In block 507, DSP 120 adds a noise signal to video frames 109F, then generates digital video output signal 109 based on the modified video frames 109F that contain the noise signal. For example, the noise signal may include random noise in the pass band of the bandpass filter applied in block 204. In this way, health or other physiological information for subject 102 that may be detectable in video frames 109F can be further masked. As noted above, the addition of a cancellation signal in blocks 503-506 is optional; in some embodiments, DSP 120 simply adds a noise signal to video frames 109F and does not extract a time-varying signal or otherwise generate a cancellation signal.
In some implementations, signal bearing medium 604 may encompass a non-transitory computer readable medium 608, such as, but not limited to, a hard disk drive, a Compact Disc (CD), a Digital Video Disk (DVD), a digital tape, memory, etc. In some implementations, signal bearing medium 604 may encompass a recordable medium 610, such as, but not limited to, memory, read/write (R/W) CDs, R/W DVDs, etc. In some implementations, signal bearing medium 604 may encompass a communications medium 606, such as, but not limited to, a digital and/or an analog communication medium (e.g., a fiber optic cable, a waveguide, a wired communications link, a wireless communication link, etc.). Computer program product 600 may be recorded on non-transitory computer readable medium 608 or another similar recordable medium 610.

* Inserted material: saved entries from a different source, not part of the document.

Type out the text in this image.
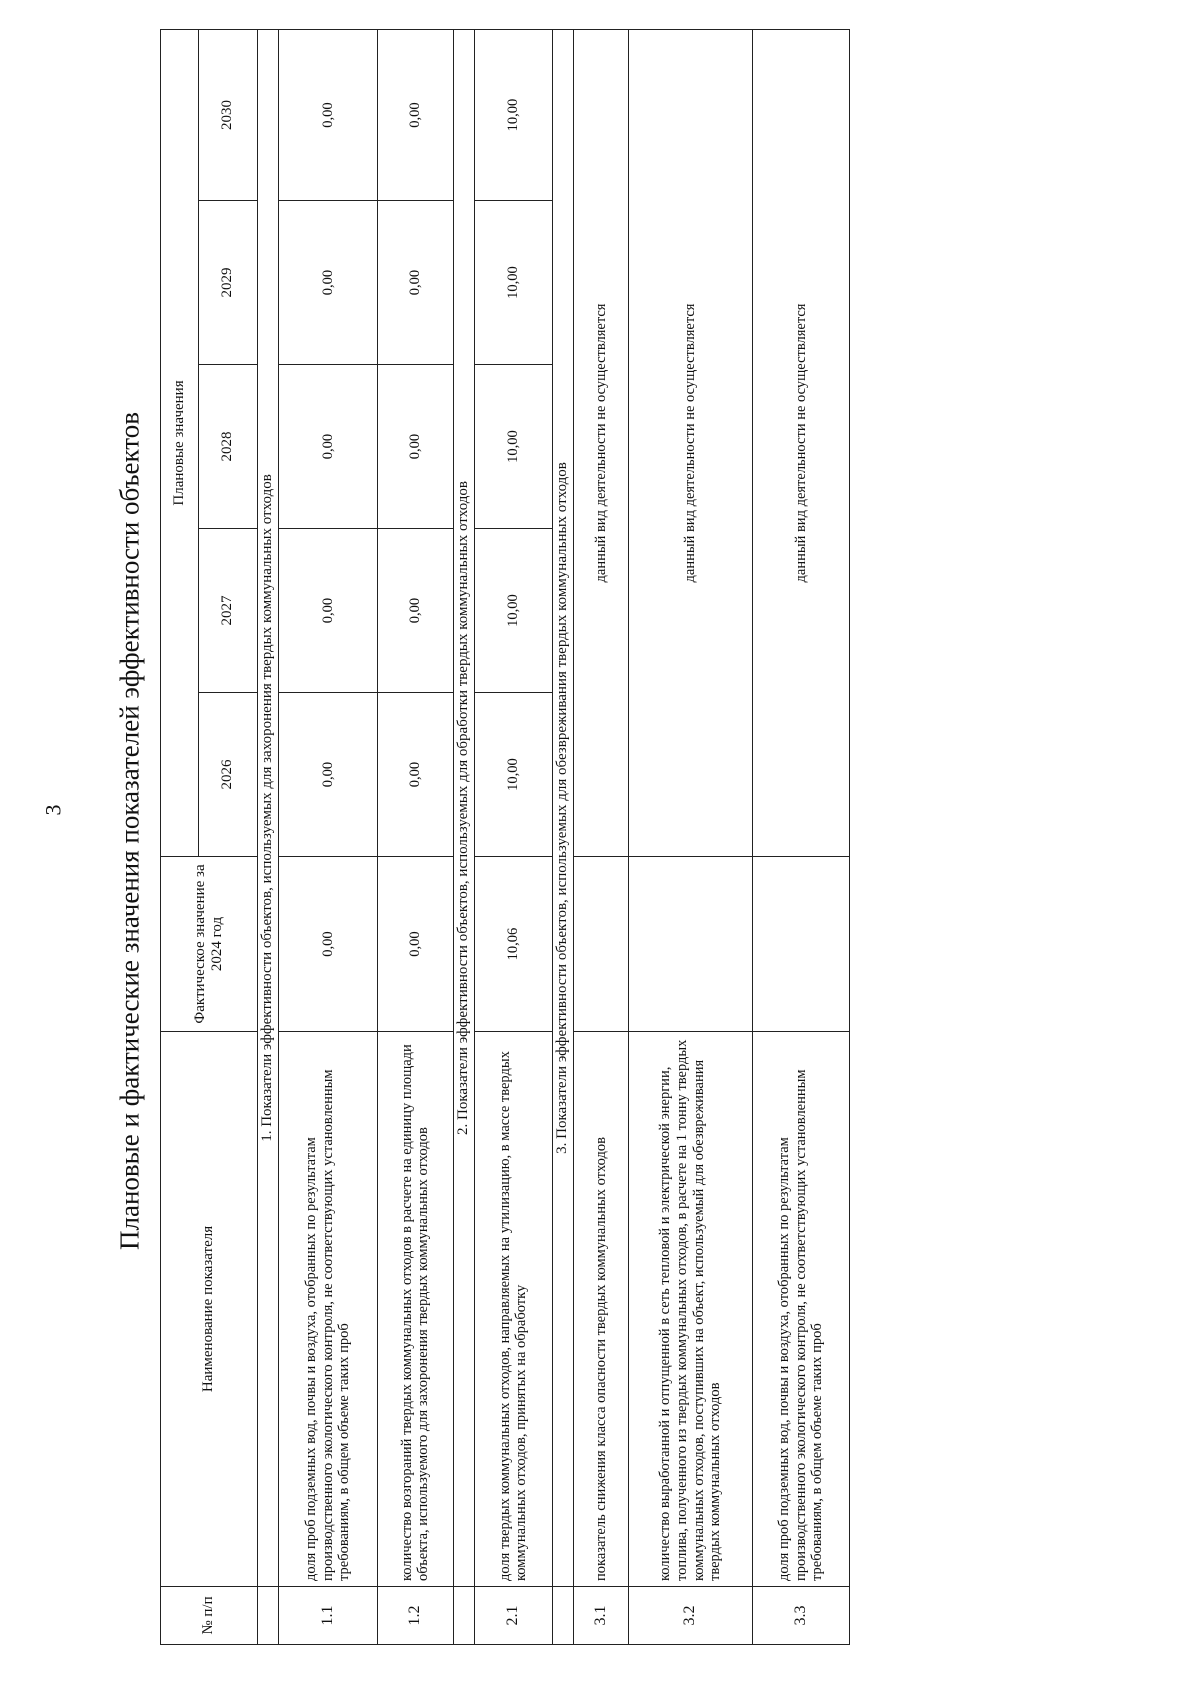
3 Плановые и фактические значения показателей эффективности объектов
№ п/п	Наименование показателя	Фактическое значение за 2024 год	Плановые значения				
			2026	2027	2028	2029	2030
	1. Показатели эффективности объектов, используемых для захоронения твердых коммунальных отходов						
1.1	доля проб подземных вод, почвы и воздуха, отобранных по результатам производственного экологического контроля, не соответствующих установленным требованиям, в общем объеме таких проб	0,00	0,00	0,00	0,00	0,00	0,00
1.2	количество возгораний твердых коммунальных отходов в расчете на единицу площади объекта, используемого для захоронения твердых коммунальных отходов	0,00	0,00	0,00	0,00	0,00	0,00
	2. Показатели эффективности объектов, используемых для обработки твердых коммунальных отходов						
2.1	доля твердых коммунальных отходов, направляемых на утилизацию, в массе твердых коммунальных отходов, принятых на обработку	10,06	10,00	10,00	10,00	10,00	10,00
	3. Показатели эффективности объектов, используемых для обезвреживания твердых коммунальных отходов						
3.1	показатель снижения класса опасности твердых коммунальных отходов		данный вид деятельности не осуществляется				
3.2	количество выработанной и отпущенной в сеть тепловой и электрической энергии, топлива, полученного из твердых коммунальных отходов, в расчете на 1 тонну твердых коммунальных отходов, поступивших на объект, используемый для обезвреживания твердых коммунальных отходов		данный вид деятельности не осуществляется				
3.3	доля проб подземных вод, почвы и воздуха, отобранных по результатам производственного экологического контроля, не соответствующих установленным требованиям, в общем объеме таких проб		данный вид деятельности не осуществляется				
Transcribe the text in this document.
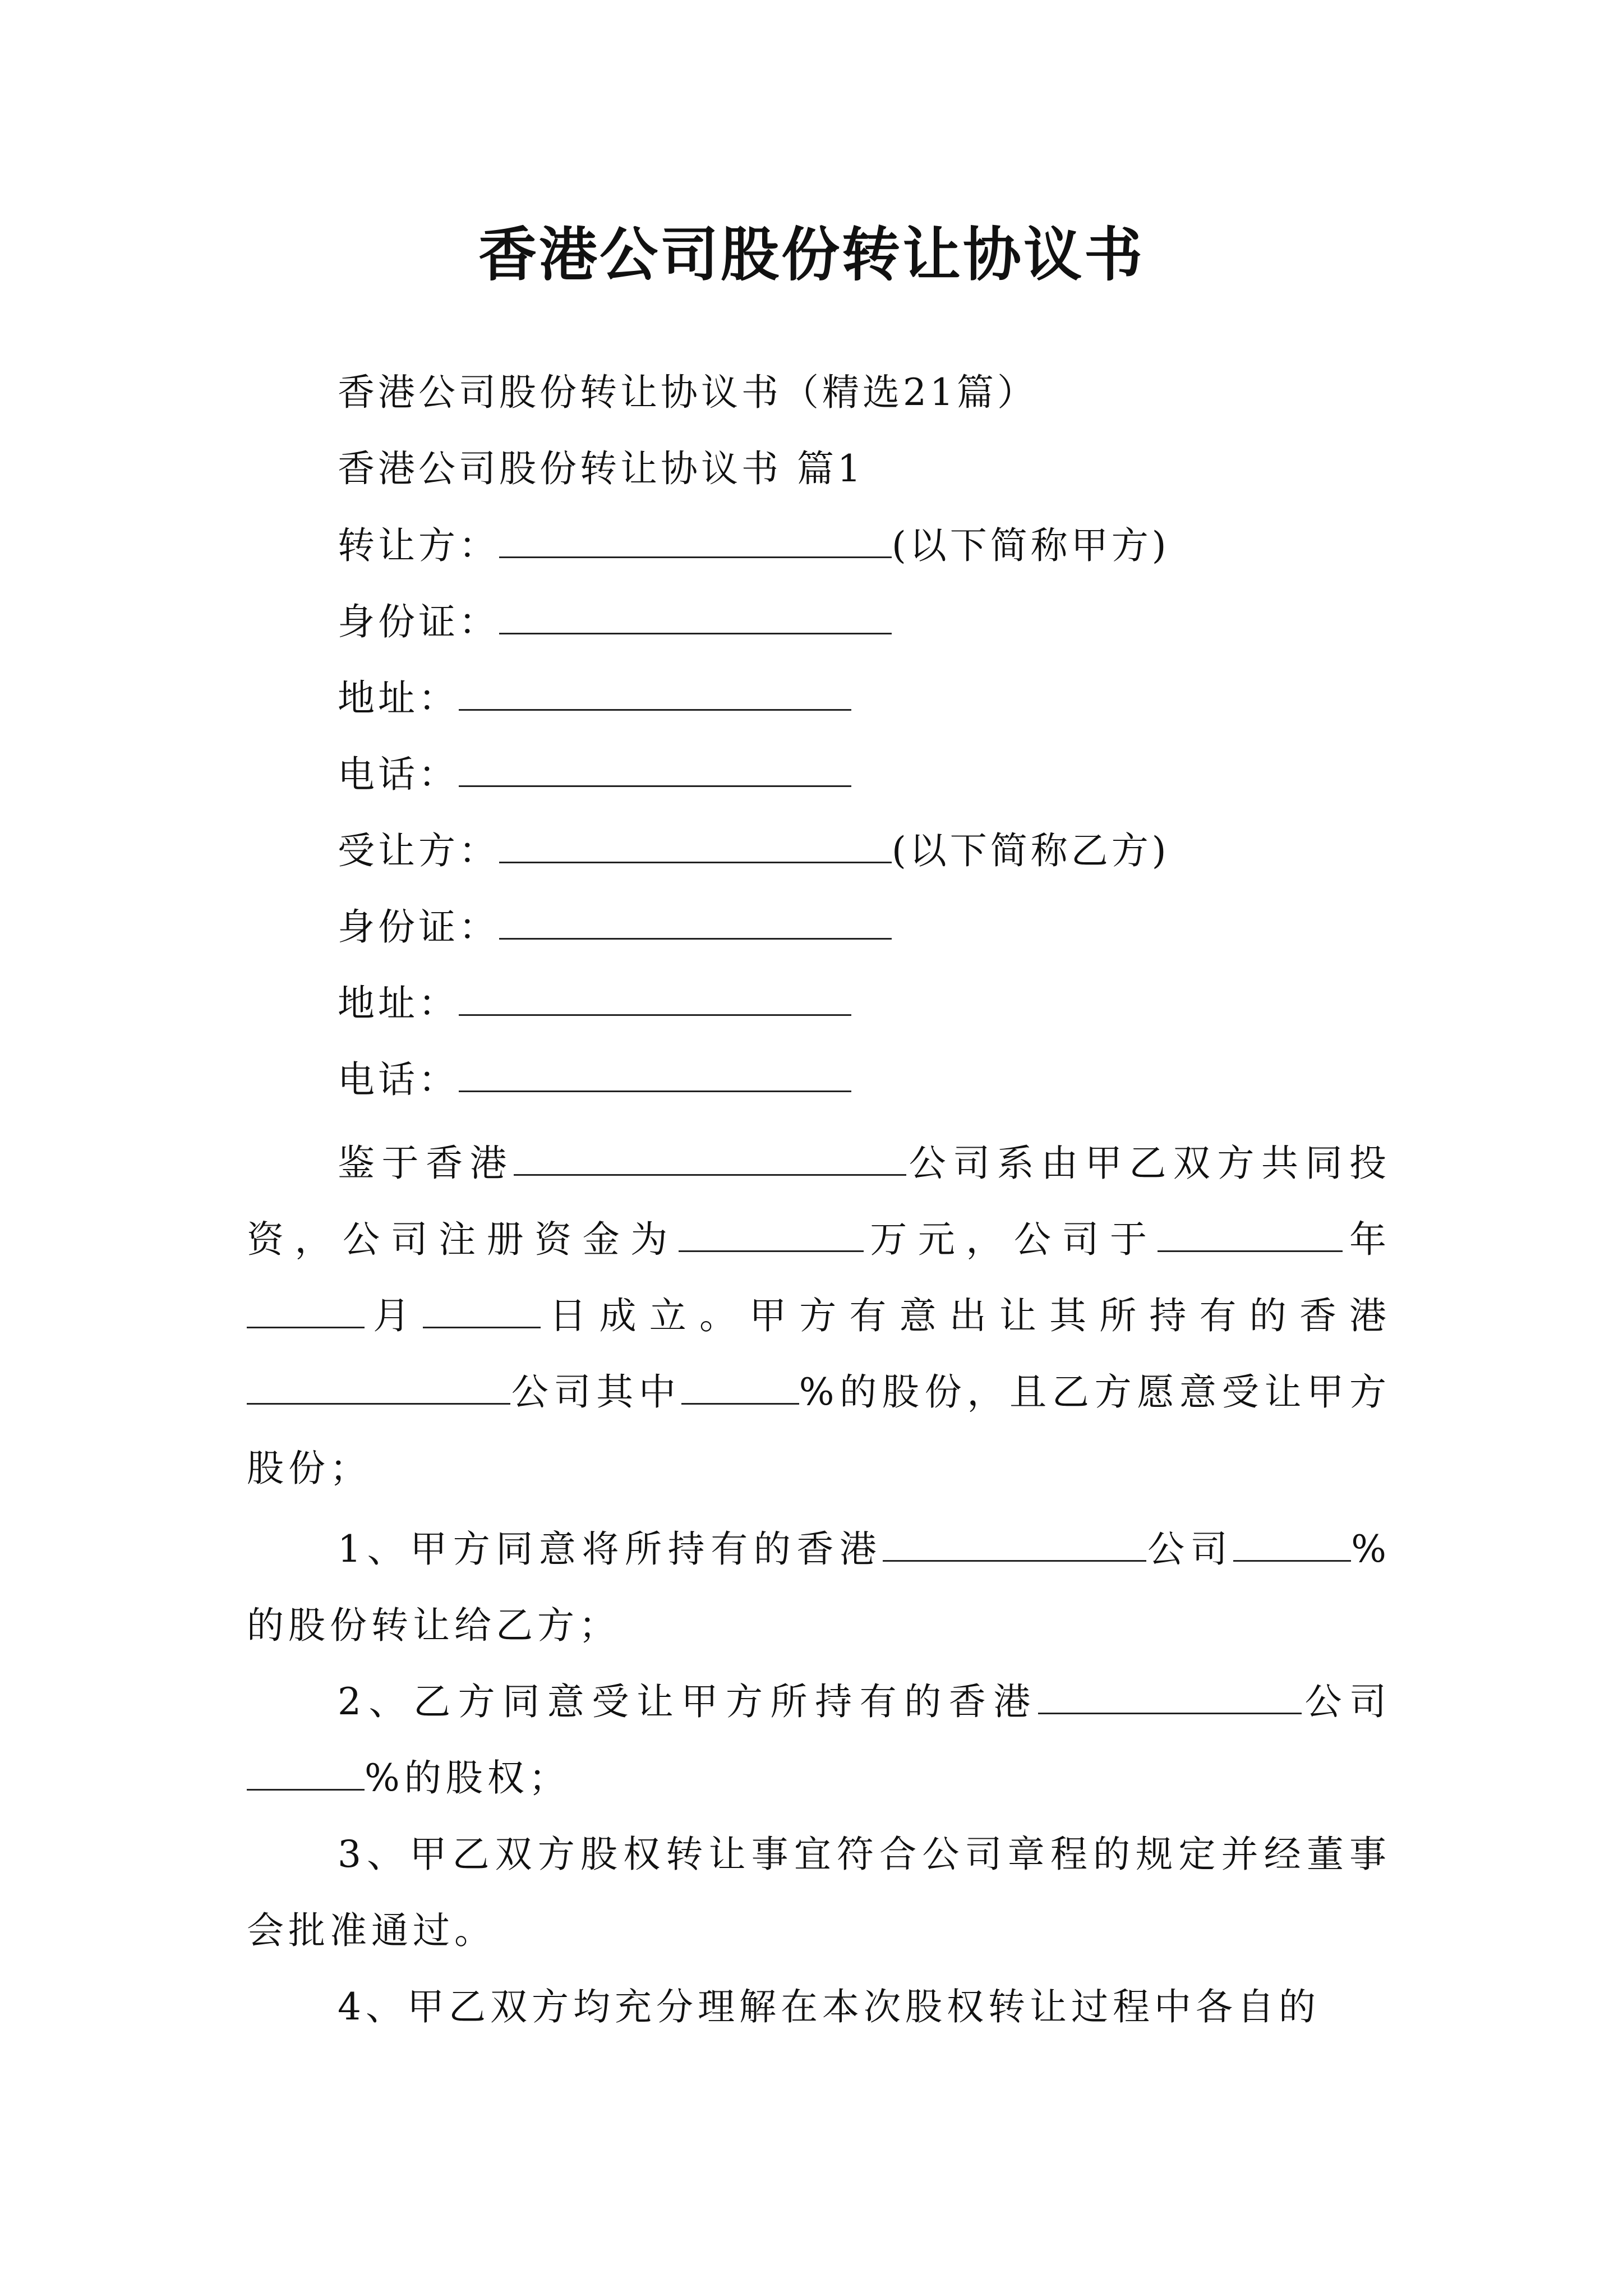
香港公司股份转让协议书
香港公司股份转让协议书（精选21篇）
香港公司股份转让协议书 篇1
转让方：	(以下简称甲方)
身份证：
地址：
电话：
受让方：	(以下简称乙方)
身份证：
地址：
电话：
鉴于香港	公司系由甲乙双方共同投资，公司注册资金为	万元，公司于	年月	日成立。甲方有意出让其所持有的香港公司其中	%的股份，且乙方愿意受让甲方股份；
1、甲方同意将所持有的香港	公司	%的股份转让给乙方；
2、乙方同意受让甲方所持有的香港	公司%的股权；
3、甲乙双方股权转让事宜符合公司章程的规定并经董事会批准通过。
4、甲乙双方均充分理解在本次股权转让过程中各自的
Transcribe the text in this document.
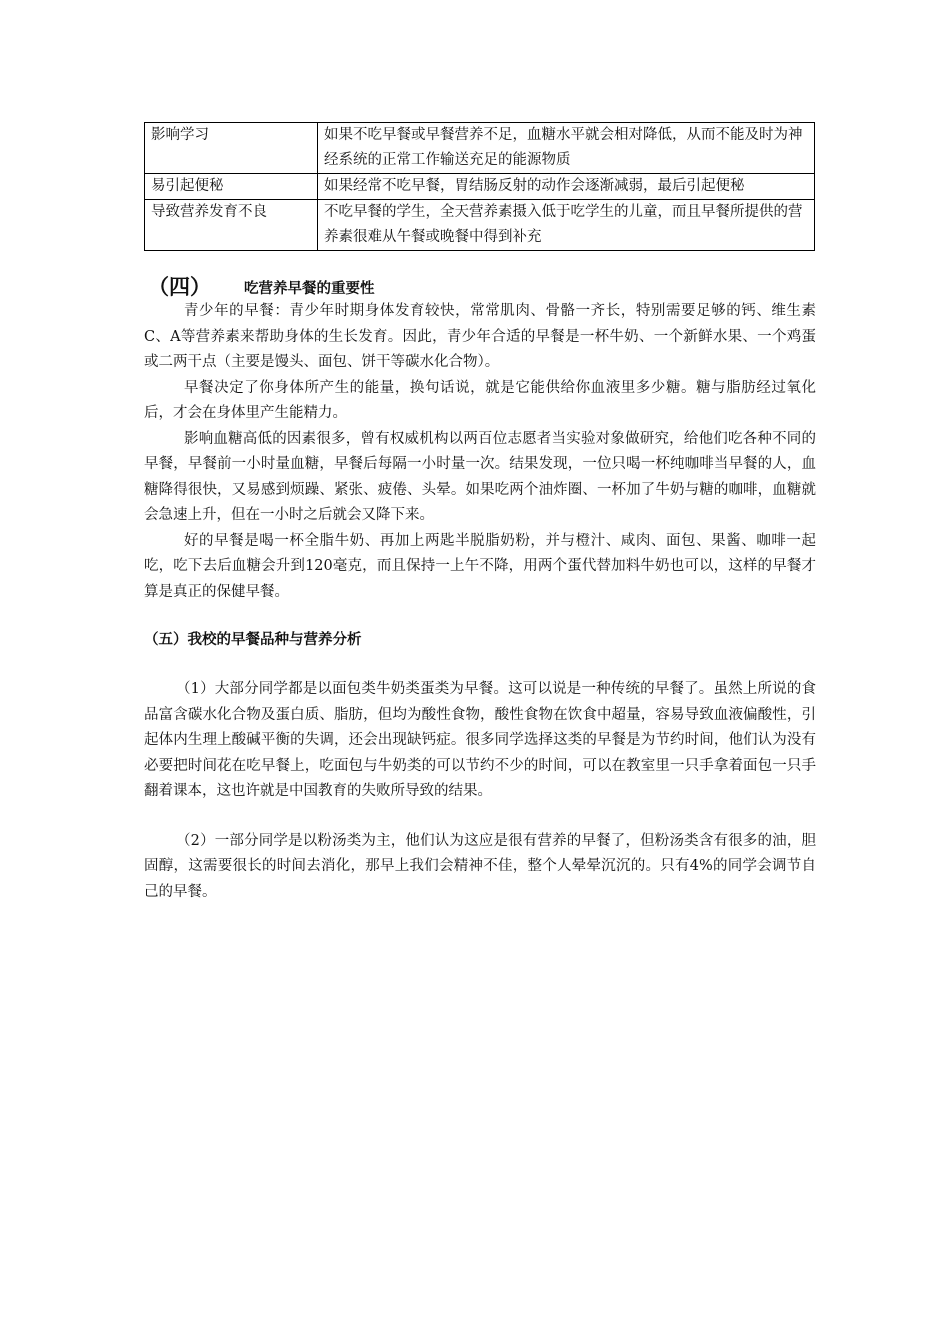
影响学习	如果不吃早餐或早餐营养不足，血糖水平就会相对降低，从而不能及时为神经系统的正常工作输送充足的能源物质
易引起便秘	如果经常不吃早餐，胃结肠反射的动作会逐渐减弱，最后引起便秘
导致营养发育不良	不吃早餐的学生，全天营养素摄入低于吃学生的儿童，而且早餐所提供的营养素很难从午餐或晚餐中得到补充
（四） 吃营养早餐的重要性

青少年的早餐：青少年时期身体发育较快，常常肌肉、骨骼一齐长，特别需要足够的钙、维生素C、A等营养素来帮助身体的生长发育。因此，青少年合适的早餐是一杯牛奶、一个新鲜水果、一个鸡蛋或二两干点（主要是馒头、面包、饼干等碳水化合物）。

早餐决定了你身体所产生的能量，换句话说，就是它能供给你血液里多少糖。糖与脂肪经过氧化后，才会在身体里产生能精力。

影响血糖高低的因素很多，曾有权威机构以两百位志愿者当实验对象做研究，给他们吃各种不同的早餐，早餐前一小时量血糖，早餐后每隔一小时量一次。结果发现，一位只喝一杯纯咖啡当早餐的人，血糖降得很快，又易感到烦躁、紧张、疲倦、头晕。如果吃两个油炸圈、一杯加了牛奶与糖的咖啡，血糖就会急速上升，但在一小时之后就会又降下来。

好的早餐是喝一杯全脂牛奶、再加上两匙半脱脂奶粉，并与橙汁、咸肉、面包、果酱、咖啡一起吃，吃下去后血糖会升到120毫克，而且保持一上午不降，用两个蛋代替加料牛奶也可以，这样的早餐才算是真正的保健早餐。

（五）我校的早餐品种与营养分析

（1）大部分同学都是以面包类牛奶类蛋类为早餐。这可以说是一种传统的早餐了。虽然上所说的食品富含碳水化合物及蛋白质、脂肪，但均为酸性食物，酸性食物在饮食中超量，容易导致血液偏酸性，引起体内生理上酸碱平衡的失调，还会出现缺钙症。很多同学选择这类的早餐是为节约时间，他们认为没有必要把时间花在吃早餐上，吃面包与牛奶类的可以节约不少的时间，可以在教室里一只手拿着面包一只手翻着课本，这也许就是中国教育的失败所导致的结果。

（2）一部分同学是以粉汤类为主，他们认为这应是很有营养的早餐了，但粉汤类含有很多的油，胆固醇，这需要很长的时间去消化，那早上我们会精神不佳，整个人晕晕沉沉的。只有4%的同学会调节自己的早餐。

In sum, embodiments of the present disclosure enable modifying a digital video signal to mask physiological information of a subject person in a video generated by the digital video signal. A time-varying signal that is present in the digit video signal, and which can be used to determine heart rate and/or other circulatory information, can be either supplanted with a replacement time-varying signal, negated, or obfuscated with a noise signal.
While various aspects and embodiments have been disclosed herein, other aspects and embodiments will be apparent to those skilled in the art. The various aspects and embodiments disclosed herein are for purposes of illustration and are not intended to be limiting, with the true scope and spirit being indicated by the following claims.